Rules for Capitalization in a Title
Title Case in APA, MLA, and Chicago Style Writing
If you are anything like me, then you spent years struggling to know how to capitalize a header in an article. The two biggest mistakes people fall under are capitalizing all the words in a title and capitalizing all words bigger than three letters. Although many times this method may work, it is not entirely accurate.
The three most common formatting styles are Chicago, APA, and MLA. Although they each are very similar, there are slight variations and so it's important to know which style is expected. Fortunately, when dealing with title case, there are very few differences. If you are unsure or it does not matter which style you use, then you want to assure that you are consistent throughout your article or paper.
Title case refers to the capitalization rules surrounding titles and subtitles. It is used when writing the title of a book, song, play, etc. It is also used in newspaper and magazine headlines, as well as titles and subtitles for an article. It is different than sentence case, which refers to the capitalization rules in the body of a text.
What to Capitalize
Major words are capitalized, while minor words are not. Minor words would include articles, coordinating conjunctions, and prepositions. Although minor words are capitalized if they are:
- the first word in a title.
- the last word in a title.
- the first word after a colon (:).
A word is considered a major word if it falls under one of these categories:
- Nouns (Chair, Life, Peace, etc.)
- Pronouns (He, She, They, etc.)
- Verbs (Sit, Jump, Prance, and all "to be" verbs, etc.)

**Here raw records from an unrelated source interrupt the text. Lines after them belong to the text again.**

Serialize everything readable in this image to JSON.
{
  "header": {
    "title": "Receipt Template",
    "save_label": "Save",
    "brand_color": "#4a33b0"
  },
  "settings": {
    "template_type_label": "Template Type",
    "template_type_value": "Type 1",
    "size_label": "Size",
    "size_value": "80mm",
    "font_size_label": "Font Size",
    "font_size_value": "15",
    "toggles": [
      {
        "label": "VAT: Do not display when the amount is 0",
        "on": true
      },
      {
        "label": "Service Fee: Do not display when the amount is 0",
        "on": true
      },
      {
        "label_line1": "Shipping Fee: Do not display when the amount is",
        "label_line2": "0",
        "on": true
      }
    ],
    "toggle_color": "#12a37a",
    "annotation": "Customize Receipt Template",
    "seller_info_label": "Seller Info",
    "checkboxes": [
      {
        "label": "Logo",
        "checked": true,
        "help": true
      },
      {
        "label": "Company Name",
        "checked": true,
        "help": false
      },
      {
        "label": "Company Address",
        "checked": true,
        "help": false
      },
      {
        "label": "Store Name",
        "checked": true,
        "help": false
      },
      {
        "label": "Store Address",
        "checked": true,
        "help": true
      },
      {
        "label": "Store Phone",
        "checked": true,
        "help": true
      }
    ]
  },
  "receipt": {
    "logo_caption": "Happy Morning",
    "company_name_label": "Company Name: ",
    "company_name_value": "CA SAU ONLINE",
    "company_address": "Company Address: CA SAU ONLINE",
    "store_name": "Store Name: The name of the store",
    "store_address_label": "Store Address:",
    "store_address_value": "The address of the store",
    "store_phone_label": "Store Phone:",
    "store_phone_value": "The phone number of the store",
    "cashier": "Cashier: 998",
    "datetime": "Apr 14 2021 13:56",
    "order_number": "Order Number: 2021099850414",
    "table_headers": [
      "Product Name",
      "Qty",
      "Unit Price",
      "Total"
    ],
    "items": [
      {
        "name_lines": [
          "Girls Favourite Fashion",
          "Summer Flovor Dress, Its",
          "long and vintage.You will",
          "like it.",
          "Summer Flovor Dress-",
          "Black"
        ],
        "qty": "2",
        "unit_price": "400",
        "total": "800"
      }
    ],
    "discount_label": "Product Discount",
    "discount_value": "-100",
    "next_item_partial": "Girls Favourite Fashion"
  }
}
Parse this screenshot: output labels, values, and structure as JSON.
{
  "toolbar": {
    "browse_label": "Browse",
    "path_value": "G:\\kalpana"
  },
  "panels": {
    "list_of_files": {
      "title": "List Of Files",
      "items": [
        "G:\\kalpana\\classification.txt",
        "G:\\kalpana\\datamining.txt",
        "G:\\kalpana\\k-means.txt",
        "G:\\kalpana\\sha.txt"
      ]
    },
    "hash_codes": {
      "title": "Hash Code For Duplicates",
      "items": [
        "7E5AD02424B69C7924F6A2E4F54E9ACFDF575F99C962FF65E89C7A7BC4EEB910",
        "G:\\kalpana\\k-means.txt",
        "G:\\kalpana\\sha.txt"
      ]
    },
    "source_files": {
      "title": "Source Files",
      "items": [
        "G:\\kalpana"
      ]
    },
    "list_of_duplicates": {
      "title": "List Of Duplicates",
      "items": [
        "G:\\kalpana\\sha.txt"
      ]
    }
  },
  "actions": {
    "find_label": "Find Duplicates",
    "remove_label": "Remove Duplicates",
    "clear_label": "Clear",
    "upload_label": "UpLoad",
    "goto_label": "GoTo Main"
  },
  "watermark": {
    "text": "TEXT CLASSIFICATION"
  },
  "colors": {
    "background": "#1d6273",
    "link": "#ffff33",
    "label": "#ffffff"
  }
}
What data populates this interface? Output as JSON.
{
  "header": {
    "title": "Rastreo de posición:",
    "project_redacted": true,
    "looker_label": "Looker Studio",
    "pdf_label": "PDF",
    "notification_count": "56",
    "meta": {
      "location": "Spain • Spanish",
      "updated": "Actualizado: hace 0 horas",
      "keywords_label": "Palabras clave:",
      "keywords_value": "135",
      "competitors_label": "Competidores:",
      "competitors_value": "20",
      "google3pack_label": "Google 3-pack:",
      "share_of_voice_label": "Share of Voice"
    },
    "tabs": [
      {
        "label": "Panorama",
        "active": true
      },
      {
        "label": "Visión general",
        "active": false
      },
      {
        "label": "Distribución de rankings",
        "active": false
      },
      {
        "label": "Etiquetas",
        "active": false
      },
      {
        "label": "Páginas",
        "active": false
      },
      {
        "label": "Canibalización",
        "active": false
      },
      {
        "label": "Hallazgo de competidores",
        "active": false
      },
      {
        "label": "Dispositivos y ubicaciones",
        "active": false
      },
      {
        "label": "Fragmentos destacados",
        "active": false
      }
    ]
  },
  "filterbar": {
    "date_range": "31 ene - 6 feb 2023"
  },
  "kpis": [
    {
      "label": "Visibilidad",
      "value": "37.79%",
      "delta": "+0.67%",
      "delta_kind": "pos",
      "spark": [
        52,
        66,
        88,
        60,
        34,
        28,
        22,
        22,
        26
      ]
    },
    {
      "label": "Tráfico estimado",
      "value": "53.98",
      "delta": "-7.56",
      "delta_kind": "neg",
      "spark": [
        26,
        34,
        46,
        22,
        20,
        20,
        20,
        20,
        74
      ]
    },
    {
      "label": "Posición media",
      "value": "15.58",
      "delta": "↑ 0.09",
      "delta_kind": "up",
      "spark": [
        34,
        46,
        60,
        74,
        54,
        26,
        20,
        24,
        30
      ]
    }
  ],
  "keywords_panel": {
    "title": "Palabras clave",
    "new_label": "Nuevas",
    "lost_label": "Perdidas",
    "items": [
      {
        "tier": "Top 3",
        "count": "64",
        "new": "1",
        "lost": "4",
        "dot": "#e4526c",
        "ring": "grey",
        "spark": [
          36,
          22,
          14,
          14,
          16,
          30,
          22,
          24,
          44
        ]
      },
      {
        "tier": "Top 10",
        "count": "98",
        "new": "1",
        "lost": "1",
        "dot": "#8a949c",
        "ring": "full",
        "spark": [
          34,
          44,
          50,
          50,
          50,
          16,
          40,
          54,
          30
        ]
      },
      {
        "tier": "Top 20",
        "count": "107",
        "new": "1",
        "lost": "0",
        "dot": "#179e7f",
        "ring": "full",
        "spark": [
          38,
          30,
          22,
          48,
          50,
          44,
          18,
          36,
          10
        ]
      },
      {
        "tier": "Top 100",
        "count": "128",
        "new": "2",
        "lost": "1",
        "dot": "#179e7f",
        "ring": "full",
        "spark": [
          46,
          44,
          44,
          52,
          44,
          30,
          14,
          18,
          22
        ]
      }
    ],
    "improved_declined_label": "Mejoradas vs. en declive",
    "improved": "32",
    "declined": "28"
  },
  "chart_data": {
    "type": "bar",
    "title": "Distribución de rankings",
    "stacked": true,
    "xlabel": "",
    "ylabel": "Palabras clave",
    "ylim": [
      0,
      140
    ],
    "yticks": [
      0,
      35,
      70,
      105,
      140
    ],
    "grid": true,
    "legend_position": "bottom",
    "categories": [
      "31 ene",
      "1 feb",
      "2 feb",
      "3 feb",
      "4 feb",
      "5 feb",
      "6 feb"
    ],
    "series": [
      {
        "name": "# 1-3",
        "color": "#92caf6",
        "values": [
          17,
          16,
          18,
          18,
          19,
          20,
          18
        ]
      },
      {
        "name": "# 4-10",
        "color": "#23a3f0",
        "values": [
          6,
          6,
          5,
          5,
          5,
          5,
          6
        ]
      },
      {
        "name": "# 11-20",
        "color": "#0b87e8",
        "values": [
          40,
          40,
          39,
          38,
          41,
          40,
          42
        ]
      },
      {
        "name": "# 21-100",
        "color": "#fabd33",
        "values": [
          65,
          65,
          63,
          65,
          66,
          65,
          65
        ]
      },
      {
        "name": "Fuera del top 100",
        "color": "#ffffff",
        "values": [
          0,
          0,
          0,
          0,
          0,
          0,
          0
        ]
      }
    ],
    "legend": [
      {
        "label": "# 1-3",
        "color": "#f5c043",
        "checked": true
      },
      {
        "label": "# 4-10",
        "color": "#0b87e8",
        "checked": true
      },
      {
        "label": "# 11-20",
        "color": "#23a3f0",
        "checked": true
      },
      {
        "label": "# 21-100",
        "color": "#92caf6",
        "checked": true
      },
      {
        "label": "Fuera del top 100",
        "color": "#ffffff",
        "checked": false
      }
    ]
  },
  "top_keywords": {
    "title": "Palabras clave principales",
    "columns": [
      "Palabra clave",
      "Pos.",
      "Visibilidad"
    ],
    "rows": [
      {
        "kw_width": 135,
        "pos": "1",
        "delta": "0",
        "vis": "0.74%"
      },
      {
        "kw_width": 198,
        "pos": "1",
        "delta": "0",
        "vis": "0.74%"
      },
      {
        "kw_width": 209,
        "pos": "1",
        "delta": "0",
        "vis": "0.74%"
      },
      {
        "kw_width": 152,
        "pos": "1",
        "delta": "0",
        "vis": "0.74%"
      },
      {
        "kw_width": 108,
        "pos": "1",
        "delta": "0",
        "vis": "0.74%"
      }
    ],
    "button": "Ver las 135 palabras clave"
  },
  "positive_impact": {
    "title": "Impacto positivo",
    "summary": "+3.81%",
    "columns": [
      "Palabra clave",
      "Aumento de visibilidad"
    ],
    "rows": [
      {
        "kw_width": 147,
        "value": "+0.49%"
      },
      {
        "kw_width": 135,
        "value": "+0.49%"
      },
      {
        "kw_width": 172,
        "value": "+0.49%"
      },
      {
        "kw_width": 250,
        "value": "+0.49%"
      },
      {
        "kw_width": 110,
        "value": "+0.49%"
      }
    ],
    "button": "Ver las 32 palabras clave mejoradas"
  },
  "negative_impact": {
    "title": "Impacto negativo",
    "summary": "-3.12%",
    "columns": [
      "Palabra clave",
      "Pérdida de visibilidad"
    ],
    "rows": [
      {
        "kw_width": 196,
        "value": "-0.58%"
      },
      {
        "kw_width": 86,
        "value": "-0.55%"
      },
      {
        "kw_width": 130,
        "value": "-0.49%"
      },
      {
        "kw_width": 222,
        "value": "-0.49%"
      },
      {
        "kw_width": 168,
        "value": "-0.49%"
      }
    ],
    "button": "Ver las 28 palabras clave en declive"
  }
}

- Adjectives (Small, Brown, Annoying, etc.)
- Adverbs (Quickly, Abruptly, Smoothly etc.)
- Subordinating conjunctions (Whereas, As Soon As, Therefore, etc.)
Keep in mind that "to be" verbs are considered verbs. Many accidentally use lower case, because they are very short. To be verbs include; am, is, are, was, were, be, being, been.
What Should Never Be Capitalized
In all four styles, there are three types of words that are not capitalized. The one exception is if they are the first or last word in a title.
- Articles (a, an, the)
- Coordinating Conjunctions (and, but, or, nor)
- Short Prepositions, which are four letters or less (at, by, of)
Longer prepositions, such as above or under, may be capitalized dependent on what style is being used. MLA and Chicago do not capitalize these words (ex. The Troll under the Bridge), whereas APA does capitalize longer prepositions (ex. The Troll Under the Bridge.)
The "to" in an infinitive (ex. to play) is capitalized in APA (ex. The Kid Who Had To Walk), but not in MLA or Chicago style (The Kid Who Had to Walk).
Capitalization in Hyphenated Words
The beginning letter of a hyphenated word should always be capitalized. When dealing with numbers such as "Twenty-Third," or "Two-Fourths" both elements should begin with an uppercase letter in APA formatting, but MLA and Chicago will only capitalize the first letter in the first element such as "Four-fifths."
When hyphenating other words such as "Pre-Test," it is important to follow the same rules as above. For instance "State-of-the-Art" and "Anti-Processing."
Words That Differ Dependent on Use
In, on, by, up, etc. can be used as both adverbs or prepositions and therefore have different rules dependent on usage.
- (Up as an adverb) Soaring Up High
- (Up as a preposition) Walking up the Hill
The coordinating conjunction "but" can also vary
- (as an adverb) Life Is But a Dream
- (as a coordinating conjunction) Nothing but the Truth
Unfortunately, there are a lot of sources that disagree as to what should be capitalized and what should not be, even within the same style. The best rule of thumb is to be consistent throughout all of your work. Only make changes if the editor or publisher specifically states that they want a particular formatting.